Hersh established himself at the forefront of investigative journalism thirty-five years ago when he broke the news of the massacre at My Lai, Vietnam, for which he won a Pulitzer Prize. Ever since, he's challenged America's power elite by publishing the stories that others can't, or won't, tell. In exposés on subjects ranging from Saudi corruption to nuclear black marketeers and -- months ahead of other journalists -- the White House's false claims about weapons of mass destruction, Hersh has cemented his reputation as the indispensable reporter of our time.
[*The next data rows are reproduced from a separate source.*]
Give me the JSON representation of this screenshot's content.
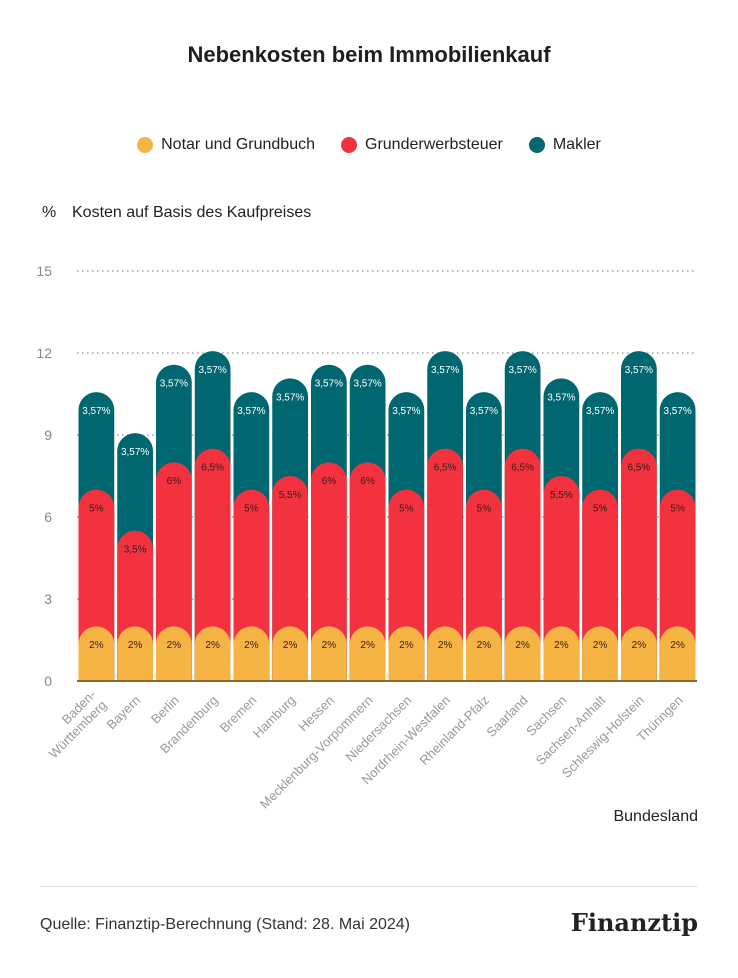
{
  "chart_data": {
    "type": "bar",
    "stacked": true,
    "title": "Nebenkosten beim Immobilienkauf",
    "ylabel": "Kosten auf Basis des Kaufpreises",
    "yunit": "%",
    "xlabel": "Bundesland",
    "ylim": [
      0,
      15
    ],
    "yticks": [
      0,
      3,
      6,
      9,
      12,
      15
    ],
    "legend_position": "top-center",
    "categories": [
      "Baden-Württemberg",
      "Bayern",
      "Berlin",
      "Brandenburg",
      "Bremen",
      "Hamburg",
      "Hessen",
      "Mecklenburg-Vorpommern",
      "Niedersachsen",
      "Nordrhein-Westfalen",
      "Rheinland-Pfalz",
      "Saarland",
      "Sachsen",
      "Sachsen-Anhalt",
      "Schleswig-Holstein",
      "Thüringen"
    ],
    "series": [
      {
        "name": "Notar und Grundbuch",
        "color": "#F6B445",
        "values": [
          2,
          2,
          2,
          2,
          2,
          2,
          2,
          2,
          2,
          2,
          2,
          2,
          2,
          2,
          2,
          2
        ],
        "labels": [
          "2%",
          "2%",
          "2%",
          "2%",
          "2%",
          "2%",
          "2%",
          "2%",
          "2%",
          "2%",
          "2%",
          "2%",
          "2%",
          "2%",
          "2%",
          "2%"
        ]
      },
      {
        "name": "Grunderwerbsteuer",
        "color": "#F2323F",
        "values": [
          5,
          3.5,
          6,
          6.5,
          5,
          5.5,
          6,
          6,
          5,
          6.5,
          5,
          6.5,
          5.5,
          5,
          6.5,
          5
        ],
        "labels": [
          "5%",
          "3,5%",
          "6%",
          "6,5%",
          "5%",
          "5,5%",
          "6%",
          "6%",
          "5%",
          "6,5%",
          "5%",
          "6,5%",
          "5,5%",
          "5%",
          "6,5%",
          "5%"
        ]
      },
      {
        "name": "Makler",
        "color": "#006670",
        "values": [
          3.57,
          3.57,
          3.57,
          3.57,
          3.57,
          3.57,
          3.57,
          3.57,
          3.57,
          3.57,
          3.57,
          3.57,
          3.57,
          3.57,
          3.57,
          3.57
        ],
        "labels": [
          "3,57%",
          "3,57%",
          "3,57%",
          "3,57%",
          "3,57%",
          "3,57%",
          "3,57%",
          "3,57%",
          "3,57%",
          "3,57%",
          "3,57%",
          "3,57%",
          "3,57%",
          "3,57%",
          "3,57%",
          "3,57%"
        ]
      }
    ]
  },
  "footer": {
    "source": "Quelle: Finanztip-Berechnung (Stand: 28. Mai 2024)",
    "logo": "Finanztip"
  }
}
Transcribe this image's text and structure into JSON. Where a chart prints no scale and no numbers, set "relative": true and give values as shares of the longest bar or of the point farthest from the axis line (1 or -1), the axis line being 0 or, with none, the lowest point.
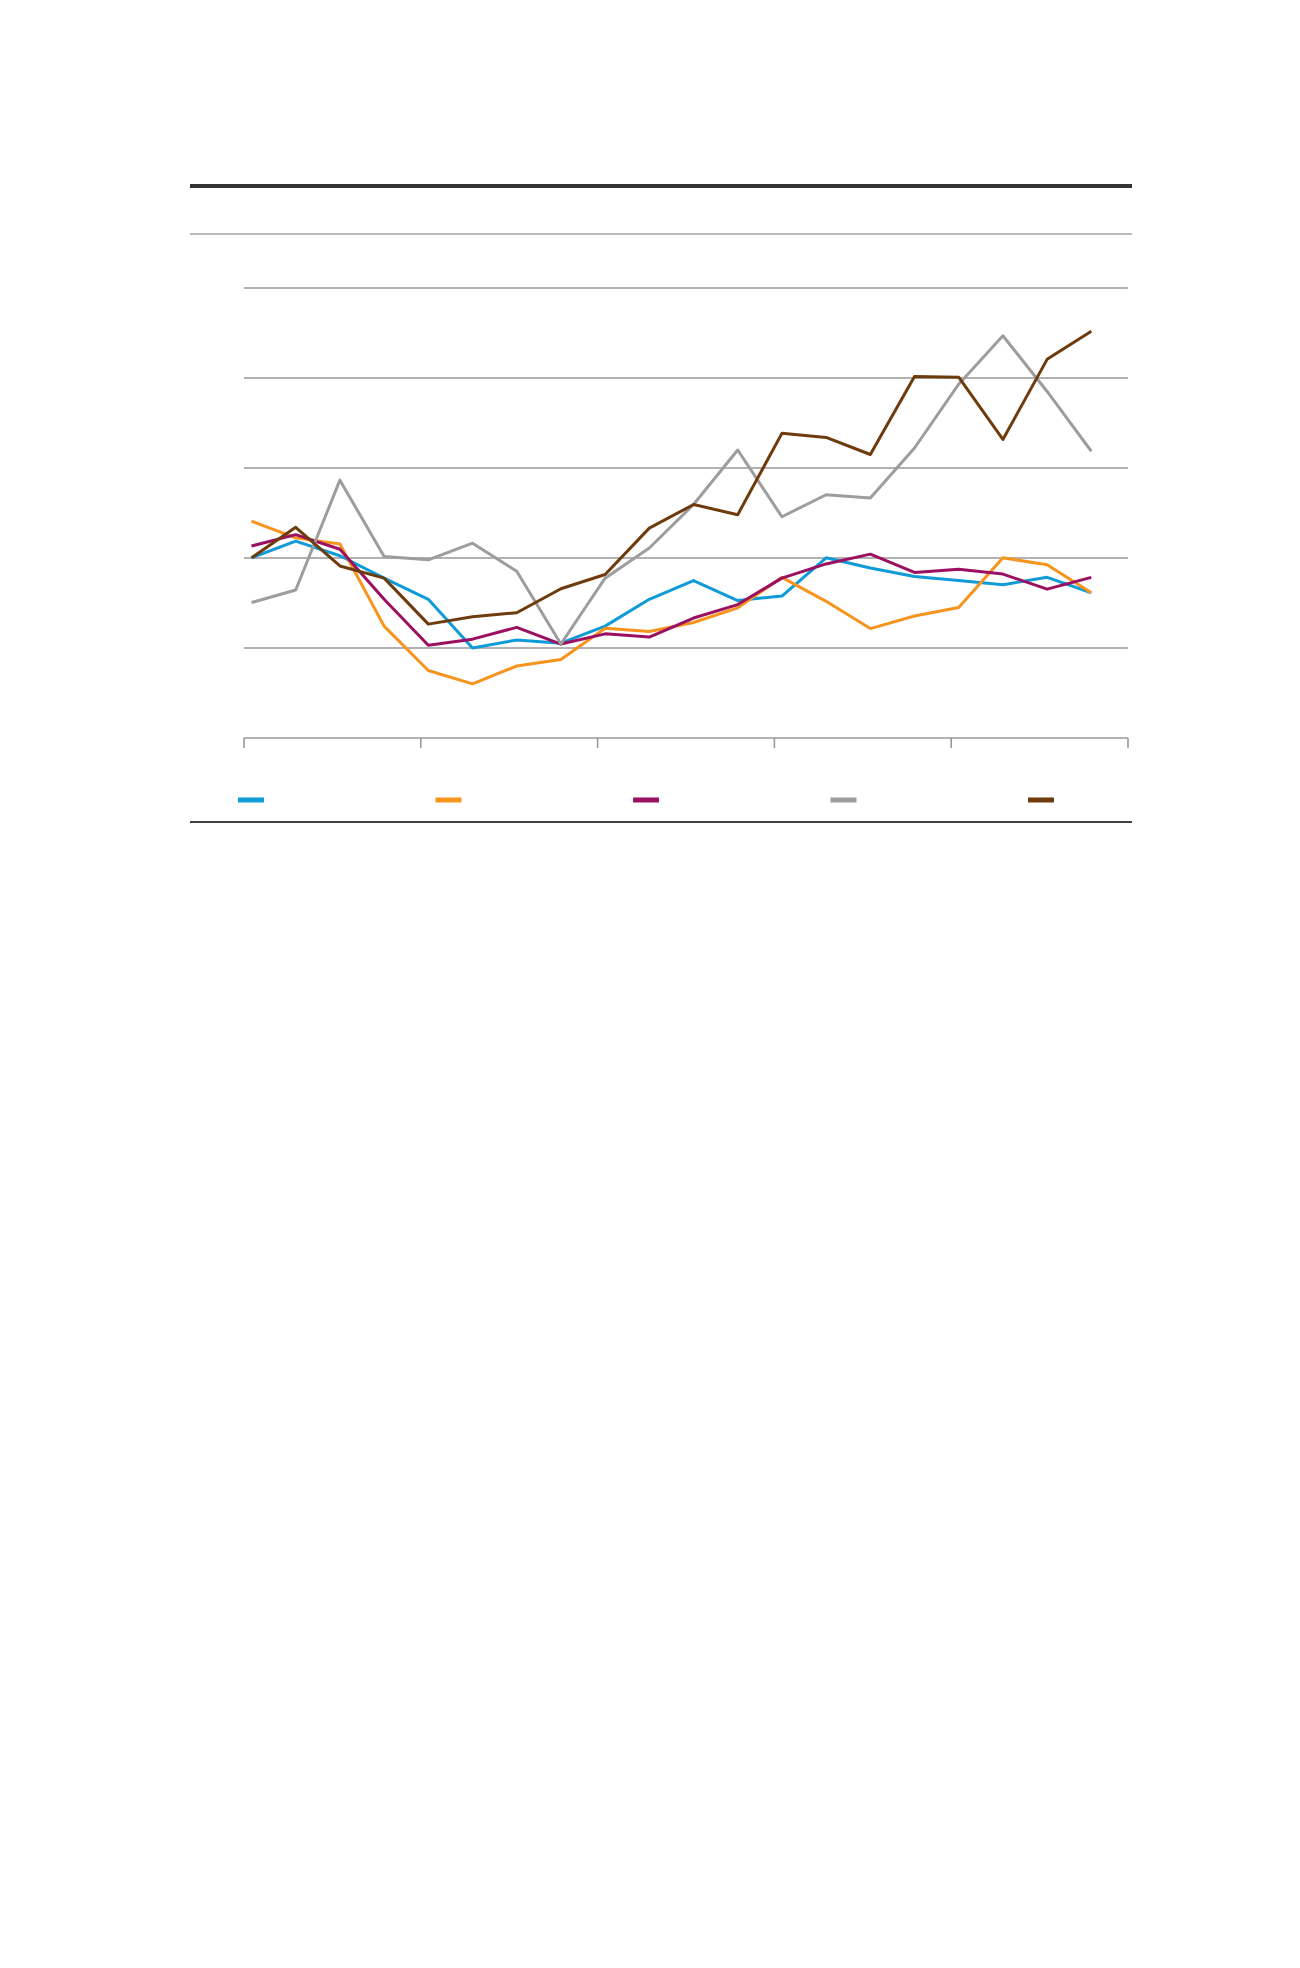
{
  "chart_data": {
    "type": "line",
    "relative": true,
    "grid": "y",
    "marker": "none",
    "line_style": "solid",
    "categories": [
      null,
      null,
      null,
      null,
      null,
      null,
      null,
      null,
      null,
      null,
      null,
      null,
      null,
      null,
      null,
      null,
      null,
      null,
      null,
      null
    ],
    "series": [
      {
        "color": "#0f9ad8",
        "values": [
          0.443,
          0.484,
          0.448,
          0.393,
          0.341,
          0.221,
          0.241,
          0.233,
          0.275,
          0.341,
          0.387,
          0.338,
          0.349,
          0.443,
          0.418,
          0.397,
          0.387,
          0.377,
          0.395,
          0.357
        ]
      },
      {
        "color": "#f7941d",
        "values": [
          0.533,
          0.492,
          0.477,
          0.275,
          0.166,
          0.133,
          0.177,
          0.193,
          0.27,
          0.262,
          0.284,
          0.32,
          0.395,
          0.336,
          0.269,
          0.3,
          0.321,
          0.443,
          0.426,
          0.357
        ]
      },
      {
        "color": "#9b1060",
        "values": [
          0.472,
          0.5,
          0.464,
          0.341,
          0.228,
          0.243,
          0.272,
          0.231,
          0.256,
          0.248,
          0.295,
          0.328,
          0.393,
          0.428,
          0.452,
          0.407,
          0.415,
          0.403,
          0.366,
          0.395
        ]
      },
      {
        "color": "#9d9d9d",
        "values": [
          0.333,
          0.364,
          0.634,
          0.446,
          0.438,
          0.479,
          0.41,
          0.231,
          0.393,
          0.467,
          0.574,
          0.708,
          0.544,
          0.598,
          0.59,
          0.713,
          0.87,
          0.989,
          0.852,
          0.705
        ]
      },
      {
        "color": "#6e3b0c",
        "values": [
          0.443,
          0.518,
          0.423,
          0.393,
          0.28,
          0.298,
          0.308,
          0.367,
          0.402,
          0.516,
          0.574,
          0.549,
          0.749,
          0.739,
          0.697,
          0.889,
          0.887,
          0.734,
          0.931,
          1.0
        ]
      }
    ]
  }
}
In Chain of Command, Hersh takes an unflinching look behind the public story of President Bush's ""war on terror"" and into the lies and obsessions that led America into Iraq. He reveals the connections between early missteps in the hunt for Al Qaeda and disasters on the ground in Iraq. The book includes a new account of Hersh's pursuit of the Abu Ghraib story and of where, he believes, responsibility for the scandal ultimately lies. Hersh draws on sources at the highest levels of the American government and intelligence community, in foreign capitals, and on the battlefield for an unparalleled view of a crucial chapter in America's recent history. With an introduction by The New Yorker's editor, David Remnick, Chain of Command is a devastating portrait of an Administration blinded by ideology and of a President whose decisions have made the world a more dangerous place for America."
About the Author
Seymour M. Hersh has been awarded the Pulitzer Prize, four George Polk Awards, and more than a dozen other prizes, many of them for his work at the New York Times. In 2004, he won a National Magazine Award for public interest for his pieces on intelligence and the Iraq war. He lives in Washington, D.C. Chain of Command is his eighth book.